A terapia de grupo é uma das recomendações da psicóloga Beatriz Austregésilo, pós-graduada em Dependência Química, como aliada à terapia farmacológica e à psicoterapia para um tratamento mais eficiente.

“Neles, existe uma identificação com pares que é muito importante. É comum achar que ninguém mais passa por esse problema e parece sem sentido lutar sozinho, mas quando encontro outra pessoa que vivencia a mesma coisa, ajuda muito”, explica.

Para ela, os familiares que percebem o problema não devem atacar e condenar a prática, mas se mostrar disponíveis para ajudar o usuário a visualizar o transtorno. Nos diálogos, são importantes declarações cuidadosas como:

  • Você percebeu que está mais distante e não participa mais de eventos familiares? Estamos sentindo sua falta.
  • Sabemos que você está com dificuldades financeiras e cortando suas relações. Procuramos um especialista e podemos marcar, você quer ir?
  • Dá uma chance! Você não é obrigado a ir, mas podemos ir juntos.

“Acho que precisamos dar os instrumentos, mas deixar o outro participar do processo. Porque, às vezes, o paciente se sente uma marionete, mas ele precisa ser colocado no centro do processo”, garante a especialista.

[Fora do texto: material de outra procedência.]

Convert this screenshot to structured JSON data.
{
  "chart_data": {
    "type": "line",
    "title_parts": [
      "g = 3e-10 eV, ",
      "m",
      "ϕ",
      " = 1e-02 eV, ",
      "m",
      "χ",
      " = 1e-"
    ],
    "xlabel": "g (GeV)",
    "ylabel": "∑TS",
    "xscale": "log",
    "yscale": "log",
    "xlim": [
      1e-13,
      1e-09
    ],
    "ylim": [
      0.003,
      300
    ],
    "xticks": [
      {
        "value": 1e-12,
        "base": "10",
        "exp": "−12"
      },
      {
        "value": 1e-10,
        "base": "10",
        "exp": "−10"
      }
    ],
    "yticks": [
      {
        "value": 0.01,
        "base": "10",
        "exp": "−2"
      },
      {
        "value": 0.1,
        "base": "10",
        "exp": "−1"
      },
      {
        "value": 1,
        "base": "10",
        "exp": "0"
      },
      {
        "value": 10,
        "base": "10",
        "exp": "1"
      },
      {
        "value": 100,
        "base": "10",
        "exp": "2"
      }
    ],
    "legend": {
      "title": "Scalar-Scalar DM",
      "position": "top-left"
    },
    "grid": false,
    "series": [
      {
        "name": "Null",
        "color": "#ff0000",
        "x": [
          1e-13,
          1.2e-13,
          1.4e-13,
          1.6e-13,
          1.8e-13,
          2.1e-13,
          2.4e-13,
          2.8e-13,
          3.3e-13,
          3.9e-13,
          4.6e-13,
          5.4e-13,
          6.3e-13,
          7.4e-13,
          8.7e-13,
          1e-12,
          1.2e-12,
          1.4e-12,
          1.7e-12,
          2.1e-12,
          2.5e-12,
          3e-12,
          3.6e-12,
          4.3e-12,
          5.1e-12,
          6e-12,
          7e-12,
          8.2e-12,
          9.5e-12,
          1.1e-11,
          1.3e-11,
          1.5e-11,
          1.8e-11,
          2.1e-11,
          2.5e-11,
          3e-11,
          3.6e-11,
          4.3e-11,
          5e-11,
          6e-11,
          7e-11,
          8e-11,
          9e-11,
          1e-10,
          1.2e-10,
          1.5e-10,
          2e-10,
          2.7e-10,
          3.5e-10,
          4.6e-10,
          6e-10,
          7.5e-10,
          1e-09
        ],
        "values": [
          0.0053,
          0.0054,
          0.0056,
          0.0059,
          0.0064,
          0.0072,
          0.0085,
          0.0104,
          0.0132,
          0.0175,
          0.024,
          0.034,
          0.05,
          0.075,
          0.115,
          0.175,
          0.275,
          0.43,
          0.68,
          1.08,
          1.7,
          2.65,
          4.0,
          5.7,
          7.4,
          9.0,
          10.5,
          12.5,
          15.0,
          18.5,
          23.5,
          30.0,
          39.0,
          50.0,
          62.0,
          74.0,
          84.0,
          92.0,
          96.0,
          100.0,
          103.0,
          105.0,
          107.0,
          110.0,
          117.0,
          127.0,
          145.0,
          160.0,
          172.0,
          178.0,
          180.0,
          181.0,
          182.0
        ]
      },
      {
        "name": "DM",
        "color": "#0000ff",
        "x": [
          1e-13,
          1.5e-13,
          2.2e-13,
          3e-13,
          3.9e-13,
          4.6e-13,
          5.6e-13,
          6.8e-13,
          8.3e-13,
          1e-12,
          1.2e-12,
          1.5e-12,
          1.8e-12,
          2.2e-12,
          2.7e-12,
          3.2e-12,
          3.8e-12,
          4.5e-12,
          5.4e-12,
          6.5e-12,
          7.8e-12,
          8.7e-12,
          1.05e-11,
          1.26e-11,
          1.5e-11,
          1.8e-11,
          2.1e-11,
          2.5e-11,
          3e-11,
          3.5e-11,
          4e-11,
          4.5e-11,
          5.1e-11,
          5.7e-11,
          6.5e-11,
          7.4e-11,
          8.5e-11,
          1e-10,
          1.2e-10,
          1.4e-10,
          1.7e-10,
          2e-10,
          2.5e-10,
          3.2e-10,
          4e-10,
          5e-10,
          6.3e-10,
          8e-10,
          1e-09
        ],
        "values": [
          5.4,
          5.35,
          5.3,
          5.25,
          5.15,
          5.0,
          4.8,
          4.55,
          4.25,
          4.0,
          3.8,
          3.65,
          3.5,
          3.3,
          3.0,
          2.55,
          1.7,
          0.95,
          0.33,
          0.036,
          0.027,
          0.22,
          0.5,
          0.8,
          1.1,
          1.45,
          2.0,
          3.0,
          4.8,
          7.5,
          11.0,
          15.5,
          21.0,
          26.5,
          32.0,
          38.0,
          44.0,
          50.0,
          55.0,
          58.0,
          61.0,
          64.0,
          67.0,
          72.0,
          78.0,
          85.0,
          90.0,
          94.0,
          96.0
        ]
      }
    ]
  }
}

Em Fortaleza, dois grupos dos Jogadores Anônimos (JA) contribuem nessa metodologia: um no Centro e outro na Praia de Iracema. A “irmandade”, como chama uma servidora ouvida pela reportagem, também segue um programa de 12 passos semelhante aos Alcoólicos Anônimos e Narcóticos Anônimos. Há reuniões tanto presenciais como online.

 

“Recebemos mensagem de um monte de gente, incluindo pessoas de outros Estados. A pessoa chega muito fragilizada, mas vamos encaminhá-la da melhor forma para ela porque a gente se entende, né?”, diz a mulher, também jogadora compulsiva em recuperação.

 

Há linhas de suporte também para familiares, tratados como “codependentes” por compartilharem o sofrimento e o adoecimento do jogador. Contudo, para que tudo isso funcione, é preciso que as pessoas deem um passo importante: a aceitação.

“Não é para quem precisa, é para quem quer”, arremata. “A pessoa tem que reconhecer que o que a gente tem é uma doença, querer trabalhar nisso e entender que não tem cura. Nesse momento mesmo, que estou aqui falando contigo, e eu te agradeço porque você está sendo importante para a minha recuperação”.

SAÍDAS PARA O TRANSTORNO

Para os especialistas, o tema é sensível e tende a se acentuar com um número cada vez maior de diagnósticos. Na avaliação de Beatriz Austregésilo, há necessidade de aumentar e organizar esses grupos de apoio, “ainda pouco divulgados”, e a preparação das redes de saúde com ambulatórios especializados no tratamento do transtorno.

O psiquiatra Vinicius Andrade também destaca que “o ideal seria a gente ter maior controle dos registros de ganhos e perdas dessas pessoas”.

“Se a família começa a notar que esse indivíduo está perdendo mais do que ganha de salário, por exemplo, é necessário ver se está fazendo uso de outras substâncias e, se necessário, buscar ajuda”, diz.

Além disso, ele reflete que o poder público pode promover campanhas de conscientização parecidas com as já existentes para álcool e tabaco, com alertas sobre os prejuízos de saúde associados e slogans como “beba com moderação”.

“O incentivo dessas medidas pode sim contribuir para a redução da porcentagem da população que acaba fazendo o jogo de forma mais prejudicial”, pondera.